The sisters won the Ted Mack competition in the early 1950s and Judy Chelette — she was then 6 or 7, her sister said — won hearts nationally when, as the sole blonde sister, she was asked by Mack on the air why she didn’t have red hair like her older sisters. “Daddy ran out of red paint,” she told him.
The Chelette Sisters appeared with teenager Elvis Presley in 1953 at a benefit for the Port Acres Fire Department. Judy Chelette’s lifelong friend Rita Davis recalled in Thursday’s prepared eulogy that when older sister Mary Jo declined Presley’s invitation for a Coca-Cola date, Judy, then 8, said, “Take me, take me.”
The sisters performed country and western music at a famed Broadway venue, The Palace Theatre, were part of Red Foley’s Ozark Jubilee and appeared in a Paramount Studios movie that played on TV.
“We did the Grand Ole Opry and traveled all over the country,” Monte recalled of those years. “We did cool things for years and always managed to get excused from school. We were blessed.”
As the act wound down, Judy Chelette showed her academic talents at Thomas Jefferson High and participated in a variety of extracurricular activities. She was Football Sweetheart, Basketball Sweetheart, was a letter girl, won the Good Citizenship Award and played the snare drum in band. She was in the advanced science club, the glee club, the bowling club. She won Miss Port Arthur and was runner-up in the Miss Texas competition, Davis said.
She married Thomas A. Thomas, later a judge and “the love of her life,” Davis recalled, and the two shared a joyful union. He preceded her in death in 2014. They had no children, “the saddest part of her life,” her sister said Thursday, but she cherished her nieces and nephews.

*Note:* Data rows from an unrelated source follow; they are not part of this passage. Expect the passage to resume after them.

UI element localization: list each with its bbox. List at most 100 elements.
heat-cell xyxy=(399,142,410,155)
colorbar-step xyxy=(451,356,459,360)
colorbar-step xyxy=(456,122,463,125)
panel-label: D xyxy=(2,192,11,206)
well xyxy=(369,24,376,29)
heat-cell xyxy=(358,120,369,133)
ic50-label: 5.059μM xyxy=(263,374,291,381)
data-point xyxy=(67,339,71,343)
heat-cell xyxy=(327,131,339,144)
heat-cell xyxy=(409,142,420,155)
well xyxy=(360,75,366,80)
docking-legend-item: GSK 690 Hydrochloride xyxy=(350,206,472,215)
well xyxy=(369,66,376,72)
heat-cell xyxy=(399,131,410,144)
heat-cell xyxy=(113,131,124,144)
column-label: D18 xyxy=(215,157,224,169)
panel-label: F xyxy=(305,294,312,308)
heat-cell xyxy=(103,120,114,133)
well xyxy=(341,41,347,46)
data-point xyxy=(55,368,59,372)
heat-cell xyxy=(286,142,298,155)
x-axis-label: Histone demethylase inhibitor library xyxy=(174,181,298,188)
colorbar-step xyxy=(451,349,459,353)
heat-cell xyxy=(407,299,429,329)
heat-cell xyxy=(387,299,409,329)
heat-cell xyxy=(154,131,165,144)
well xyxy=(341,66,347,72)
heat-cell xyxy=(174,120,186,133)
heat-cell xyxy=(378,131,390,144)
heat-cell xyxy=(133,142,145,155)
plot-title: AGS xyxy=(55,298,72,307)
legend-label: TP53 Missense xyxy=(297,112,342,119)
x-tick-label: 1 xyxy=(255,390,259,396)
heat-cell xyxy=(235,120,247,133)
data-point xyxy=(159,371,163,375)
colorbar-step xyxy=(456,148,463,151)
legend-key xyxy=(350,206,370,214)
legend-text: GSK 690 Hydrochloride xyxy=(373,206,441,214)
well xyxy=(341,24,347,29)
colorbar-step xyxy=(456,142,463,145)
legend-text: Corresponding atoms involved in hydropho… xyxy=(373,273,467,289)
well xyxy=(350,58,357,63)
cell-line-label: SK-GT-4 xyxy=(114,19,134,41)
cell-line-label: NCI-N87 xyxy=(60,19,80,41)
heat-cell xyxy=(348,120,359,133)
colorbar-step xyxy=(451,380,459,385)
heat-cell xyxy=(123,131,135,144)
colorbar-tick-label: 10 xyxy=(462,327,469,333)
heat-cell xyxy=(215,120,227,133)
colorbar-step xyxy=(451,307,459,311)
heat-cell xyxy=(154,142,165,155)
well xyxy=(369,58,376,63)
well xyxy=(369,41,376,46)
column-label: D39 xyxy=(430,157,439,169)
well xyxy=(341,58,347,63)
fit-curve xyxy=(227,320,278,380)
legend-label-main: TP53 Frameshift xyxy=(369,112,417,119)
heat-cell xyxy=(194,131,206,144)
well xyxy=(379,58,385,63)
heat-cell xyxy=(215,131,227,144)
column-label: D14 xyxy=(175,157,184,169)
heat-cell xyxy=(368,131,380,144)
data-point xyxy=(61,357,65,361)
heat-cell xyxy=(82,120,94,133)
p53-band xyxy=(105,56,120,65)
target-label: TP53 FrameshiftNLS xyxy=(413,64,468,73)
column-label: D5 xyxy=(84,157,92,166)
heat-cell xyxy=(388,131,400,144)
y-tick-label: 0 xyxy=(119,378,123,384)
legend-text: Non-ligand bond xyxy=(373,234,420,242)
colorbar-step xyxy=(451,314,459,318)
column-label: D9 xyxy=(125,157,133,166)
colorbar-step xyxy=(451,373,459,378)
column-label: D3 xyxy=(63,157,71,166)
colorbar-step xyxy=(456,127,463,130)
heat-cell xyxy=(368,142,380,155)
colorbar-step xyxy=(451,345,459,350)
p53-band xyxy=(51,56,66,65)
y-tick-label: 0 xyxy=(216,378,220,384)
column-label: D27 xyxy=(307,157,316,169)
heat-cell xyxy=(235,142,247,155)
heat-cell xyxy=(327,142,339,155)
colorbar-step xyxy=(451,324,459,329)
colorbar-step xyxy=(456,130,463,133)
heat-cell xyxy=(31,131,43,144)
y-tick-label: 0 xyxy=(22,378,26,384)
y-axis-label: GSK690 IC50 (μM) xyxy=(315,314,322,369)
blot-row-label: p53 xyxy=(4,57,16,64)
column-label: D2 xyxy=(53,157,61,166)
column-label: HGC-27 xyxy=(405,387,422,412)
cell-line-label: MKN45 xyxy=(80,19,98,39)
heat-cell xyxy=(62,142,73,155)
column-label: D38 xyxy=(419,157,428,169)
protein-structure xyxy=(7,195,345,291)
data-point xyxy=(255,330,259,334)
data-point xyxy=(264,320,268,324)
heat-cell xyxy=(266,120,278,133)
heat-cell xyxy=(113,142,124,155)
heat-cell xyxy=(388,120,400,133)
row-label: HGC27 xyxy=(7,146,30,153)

In her 50s, she encountered the challenge of early onset Alzheimer’s disease, which became more evident in 2004. She retired from teaching — she had completed a master’s and her coursework for a doctorate — and spent most of her remaining 18 years at her Park Place home with her ailing husband. The disease progressed slowly at first, Davis recalled, and she remained at home with caregivers after her husband’s death. She entered nursing home care only after Hurricane and Tropical Storm Harvey.
Former students recalled her extraordinary kindnesses to them: buying clothes and supplies for the needy, assisting children in crisis, helping students enter college, “all the while never boasting of her accomplishments, only theirs,” Davis said.
“Judy truly was an angel on earth,” her friend said, “and every person she touched reaped the benefits of her kind but powerful nature.”